Los estudios epidemiológicos que relacionan sol, protección solar y melanoma pueden tener algunos sesgos que favorezcan la aparición de resultados paradójicos. Por ello, deben ser vistos siempre con cierta cautela. Por ejemplo: es natural que las personas con mayor riesgo basal conocido de melanoma por causas genéticas (antecedente familiar de melanoma, piel muy clara y con facilidad para la quemadura, muchas pecas y lunares más o menos atípicos) intenten evitar las actividades prolongadas al aire libre que inevitablemente las van a exponer más al sol y cuando estén expuestas al sol recurran de forma más habitual al uso de protectores solares. A pesar de todo, es posible que por el elevado peso del factor genético, el melanoma siga siendo en ellas más frecuente que en la población general. En algunos estudios epidemiológicos esto podría hacer que la exposición solar habitual aparezca como un factor protector frente al melanoma, ya que esta conducta puede acabar siendo más frecuente entre las personas con menor riesgo de padecerlo en base a sus genes.

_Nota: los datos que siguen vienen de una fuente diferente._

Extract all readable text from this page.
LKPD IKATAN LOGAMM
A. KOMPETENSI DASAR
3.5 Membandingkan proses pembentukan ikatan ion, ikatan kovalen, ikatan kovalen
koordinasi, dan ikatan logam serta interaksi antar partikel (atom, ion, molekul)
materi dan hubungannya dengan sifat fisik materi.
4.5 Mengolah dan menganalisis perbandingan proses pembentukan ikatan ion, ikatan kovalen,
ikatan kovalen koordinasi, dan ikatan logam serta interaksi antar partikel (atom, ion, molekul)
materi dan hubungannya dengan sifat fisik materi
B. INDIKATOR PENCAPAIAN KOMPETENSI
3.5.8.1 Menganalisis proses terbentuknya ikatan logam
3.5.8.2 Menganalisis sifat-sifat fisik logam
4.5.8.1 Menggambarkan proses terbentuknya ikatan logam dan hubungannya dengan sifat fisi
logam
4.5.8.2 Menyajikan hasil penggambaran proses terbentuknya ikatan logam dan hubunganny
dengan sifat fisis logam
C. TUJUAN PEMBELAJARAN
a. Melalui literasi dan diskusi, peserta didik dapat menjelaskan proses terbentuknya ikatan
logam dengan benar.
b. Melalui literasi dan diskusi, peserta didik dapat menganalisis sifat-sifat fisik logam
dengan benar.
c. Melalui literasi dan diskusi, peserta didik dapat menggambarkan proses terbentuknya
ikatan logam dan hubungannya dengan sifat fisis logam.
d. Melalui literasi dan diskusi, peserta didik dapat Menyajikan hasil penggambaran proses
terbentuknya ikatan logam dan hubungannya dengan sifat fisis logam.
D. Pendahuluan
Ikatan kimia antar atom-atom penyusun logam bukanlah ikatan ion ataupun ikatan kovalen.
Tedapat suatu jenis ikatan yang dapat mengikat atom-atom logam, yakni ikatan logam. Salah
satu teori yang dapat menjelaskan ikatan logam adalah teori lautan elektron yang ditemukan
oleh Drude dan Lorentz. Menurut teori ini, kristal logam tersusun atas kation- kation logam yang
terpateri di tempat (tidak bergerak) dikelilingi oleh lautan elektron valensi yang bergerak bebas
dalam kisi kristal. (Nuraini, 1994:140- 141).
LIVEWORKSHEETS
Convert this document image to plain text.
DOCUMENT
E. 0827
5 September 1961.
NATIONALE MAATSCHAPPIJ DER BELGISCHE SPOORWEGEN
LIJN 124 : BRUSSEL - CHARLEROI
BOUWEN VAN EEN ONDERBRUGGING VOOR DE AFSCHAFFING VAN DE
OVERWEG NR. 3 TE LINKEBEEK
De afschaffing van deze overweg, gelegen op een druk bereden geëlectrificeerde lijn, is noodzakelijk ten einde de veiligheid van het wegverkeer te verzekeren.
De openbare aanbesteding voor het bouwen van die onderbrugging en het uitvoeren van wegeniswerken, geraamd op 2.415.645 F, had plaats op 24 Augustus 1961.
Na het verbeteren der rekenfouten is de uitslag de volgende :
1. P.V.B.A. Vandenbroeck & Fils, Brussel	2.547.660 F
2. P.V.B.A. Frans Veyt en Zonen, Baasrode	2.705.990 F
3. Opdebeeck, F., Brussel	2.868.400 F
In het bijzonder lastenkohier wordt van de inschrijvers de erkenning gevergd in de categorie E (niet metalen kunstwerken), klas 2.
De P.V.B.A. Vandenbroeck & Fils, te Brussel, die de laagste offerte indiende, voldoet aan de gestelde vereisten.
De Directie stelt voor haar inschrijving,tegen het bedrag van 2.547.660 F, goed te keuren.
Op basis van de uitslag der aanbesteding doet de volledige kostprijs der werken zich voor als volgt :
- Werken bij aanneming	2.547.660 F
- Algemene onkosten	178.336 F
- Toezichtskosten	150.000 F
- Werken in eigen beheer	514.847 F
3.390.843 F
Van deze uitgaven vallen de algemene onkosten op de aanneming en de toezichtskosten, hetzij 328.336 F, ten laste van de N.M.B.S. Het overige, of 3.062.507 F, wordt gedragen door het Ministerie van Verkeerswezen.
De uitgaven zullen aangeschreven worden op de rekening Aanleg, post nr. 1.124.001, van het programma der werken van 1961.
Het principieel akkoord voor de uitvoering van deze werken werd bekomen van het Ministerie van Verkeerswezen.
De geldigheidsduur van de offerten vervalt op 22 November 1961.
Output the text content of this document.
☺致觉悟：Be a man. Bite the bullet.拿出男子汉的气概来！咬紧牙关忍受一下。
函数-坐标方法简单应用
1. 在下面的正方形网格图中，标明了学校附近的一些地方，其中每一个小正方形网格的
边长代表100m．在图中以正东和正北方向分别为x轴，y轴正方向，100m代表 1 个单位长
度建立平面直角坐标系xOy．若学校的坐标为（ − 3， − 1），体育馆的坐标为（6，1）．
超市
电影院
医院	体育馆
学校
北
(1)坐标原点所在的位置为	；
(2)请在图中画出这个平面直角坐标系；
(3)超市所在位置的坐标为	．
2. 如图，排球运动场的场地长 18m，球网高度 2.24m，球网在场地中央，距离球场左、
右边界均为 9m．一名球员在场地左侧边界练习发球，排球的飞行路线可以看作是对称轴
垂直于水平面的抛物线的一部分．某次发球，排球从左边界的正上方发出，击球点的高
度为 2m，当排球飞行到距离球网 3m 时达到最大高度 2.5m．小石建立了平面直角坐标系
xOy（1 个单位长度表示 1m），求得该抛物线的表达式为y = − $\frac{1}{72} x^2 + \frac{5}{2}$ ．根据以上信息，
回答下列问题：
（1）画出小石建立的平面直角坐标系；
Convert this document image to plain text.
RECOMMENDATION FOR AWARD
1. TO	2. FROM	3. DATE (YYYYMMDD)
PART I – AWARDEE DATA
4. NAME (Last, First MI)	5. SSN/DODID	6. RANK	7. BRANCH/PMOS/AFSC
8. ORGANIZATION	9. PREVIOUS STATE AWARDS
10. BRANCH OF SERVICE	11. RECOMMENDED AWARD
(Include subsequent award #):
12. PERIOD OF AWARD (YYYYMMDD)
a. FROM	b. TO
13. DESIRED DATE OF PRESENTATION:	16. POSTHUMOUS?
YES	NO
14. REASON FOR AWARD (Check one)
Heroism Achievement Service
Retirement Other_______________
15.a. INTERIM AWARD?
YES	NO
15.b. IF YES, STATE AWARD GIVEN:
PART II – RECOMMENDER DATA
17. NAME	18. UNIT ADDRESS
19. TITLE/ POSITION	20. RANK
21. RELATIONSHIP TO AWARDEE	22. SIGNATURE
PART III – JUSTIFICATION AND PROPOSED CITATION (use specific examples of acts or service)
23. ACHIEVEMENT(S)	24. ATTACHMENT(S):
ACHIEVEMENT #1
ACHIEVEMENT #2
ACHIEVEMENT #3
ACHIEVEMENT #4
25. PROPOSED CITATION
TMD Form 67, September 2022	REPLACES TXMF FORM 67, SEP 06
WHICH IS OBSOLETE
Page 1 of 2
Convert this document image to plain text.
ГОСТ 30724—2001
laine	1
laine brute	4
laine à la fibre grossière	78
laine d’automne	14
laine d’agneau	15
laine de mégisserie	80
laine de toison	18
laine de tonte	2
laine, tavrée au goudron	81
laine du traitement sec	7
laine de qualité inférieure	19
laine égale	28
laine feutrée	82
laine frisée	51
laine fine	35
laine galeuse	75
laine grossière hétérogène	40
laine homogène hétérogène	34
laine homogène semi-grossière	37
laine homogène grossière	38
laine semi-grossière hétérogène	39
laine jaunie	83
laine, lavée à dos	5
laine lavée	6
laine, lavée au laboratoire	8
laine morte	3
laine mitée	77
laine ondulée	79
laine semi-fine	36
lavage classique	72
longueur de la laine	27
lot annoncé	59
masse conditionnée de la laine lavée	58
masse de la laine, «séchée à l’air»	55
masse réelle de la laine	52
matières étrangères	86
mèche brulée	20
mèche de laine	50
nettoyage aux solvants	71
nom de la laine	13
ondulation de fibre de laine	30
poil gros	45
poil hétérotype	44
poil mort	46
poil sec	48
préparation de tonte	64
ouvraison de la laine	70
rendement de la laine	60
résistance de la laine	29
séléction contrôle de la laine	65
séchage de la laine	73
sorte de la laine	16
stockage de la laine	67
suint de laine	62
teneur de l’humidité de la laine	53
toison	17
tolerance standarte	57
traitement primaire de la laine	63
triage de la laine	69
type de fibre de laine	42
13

A su vez, el uso de protectores solares podría aparecer como un factor de riesgo, al estar más extendido entre quienes ya se saben como personas de mayor riesgo. Si no los usaran, el riesgo probablemente aumentaría. Pero aunque los usen, el riesgo elevado no desaparece.

En realidad lo que el análisis de estas conductas hace es poner a veces en evidencia el mayor o menor riesgo previo de las personas que se adhieren más o menos a ellas. El mensaje de que "la exposición solar habitual puede proteger del melanoma" hay que verlo con cautela, y lo que a lo mejor es cierto para la mayoría de la población de bajo riesgo de melanoma podría no ser extrapolable a los grupos de mayor riesgo. A título individual, y en caso de duda, lo mejor es consultar al dermatólogo, que valorará nuestro tipo de piel, nuestros lunares, y nuestros antecedentes personales y familiares al respecto.

Es posible que el dermatólogo no tenga respuestas ciertas y correctas a todas nuestras preguntas, porque simplemente nadie las tiene aún. En relación con la prevención del melanoma se precisarían para ello estudios prospectivos de tal complejidad y duración que es probable que nunca lleguen a realizarse. Es posible que el dermatólogo en sus respuestas acabe invocando al "sentido común" (yo lo hago a menudo). La "medicina basada en la evidencia", que a menudo se invoca como máximo exponente de calidad médica, llega hasta donde llegan las evidencias científicas disponibles. No siempre muy lejos.